I think you misunderstood what took place. Apple paid $400M for NeXT the company, including all of its assets, employees, technology, know-how, knowledge, marketing, consulting services, cash flow, alliances, reputation, etc. It isn't as if Apple put $400M in Steve Jobs' pocket so that he can work for them part time. Another way to think of it is that Apple bought NeXT, so Jobs has to be involved somehow, and he has other interests (i.e. Pixar) so he will be employed only part time.

> Other analysts have pointed out that developers have
> found using NEXT OS not very friendly (UNIX remnants here
> I think). Also developing apps is not as easy in NEXT OS
> and porting could create problems.

I've been a NeXT developer for 6 years. I've used a lot of other environments -- XWindows, Motif, SunViews, MS Windows, MacOS, Xbase, etc. I think that the NeXT environment is far and above the best development environment to work on. That is why I've stuck with it all this time even though a lot of other environments have much more market presence. I totally disagree with all of your statements about the development environment.
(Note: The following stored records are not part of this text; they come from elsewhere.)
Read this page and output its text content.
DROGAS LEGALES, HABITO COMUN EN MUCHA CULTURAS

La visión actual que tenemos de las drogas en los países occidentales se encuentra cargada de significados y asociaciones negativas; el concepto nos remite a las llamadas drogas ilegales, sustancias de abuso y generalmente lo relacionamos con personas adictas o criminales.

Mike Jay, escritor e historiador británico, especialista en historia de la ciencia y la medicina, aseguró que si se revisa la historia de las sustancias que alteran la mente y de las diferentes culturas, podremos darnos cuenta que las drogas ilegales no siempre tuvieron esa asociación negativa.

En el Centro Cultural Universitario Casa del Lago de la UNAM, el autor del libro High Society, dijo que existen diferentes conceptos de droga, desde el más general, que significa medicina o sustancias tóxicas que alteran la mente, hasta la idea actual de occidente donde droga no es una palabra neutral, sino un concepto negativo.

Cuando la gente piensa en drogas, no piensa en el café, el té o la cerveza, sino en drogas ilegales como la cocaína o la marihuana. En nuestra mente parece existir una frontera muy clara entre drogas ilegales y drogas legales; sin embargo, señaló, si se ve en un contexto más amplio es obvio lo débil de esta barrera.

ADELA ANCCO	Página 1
There is very little exposure to Unix if you don't want to be involved in it and the tools are pretty good (not always great but pretty good) and some are very innovative and there is still nothing like them even 8 years later. But the toolkits are extremely robust and it's possible to crank out sophisticated applications in a matter of weeks or months rather than the usual years. I wrote a database application to keep track of our company's training efforts including reports and accounting in about 2 days.

If I had any gripes about the environment it would be that there is a fairly significant learning curve to become fully familiar with all the tools and toolkits -- about 3 months for the average developer, less if you are experienced in other object oriented or windowing environments. I'm past this learning curve and thus am very productive but a newbie might be turned off by it at first. But I would say that 95% or more of the hundreds of NeXT developers that I've dealt with absolutely love the environment and often become very vocal NeXT zealots after only a few weeks of fiddling around. The NeXT environment was truly written by developers for developers.

> Apple did have a choice; they should have partnered with
> BeOS or better yet create a compettition as to which
> company can come out wiith the next pre-emptive
> multitasking MAC OS first.

I see your point, but NeXT has a *truly* pre-emptive multi-tasking and windowing environment with 7 years of (albeit limited) industry experience. This is a pretty compelling piece of technology.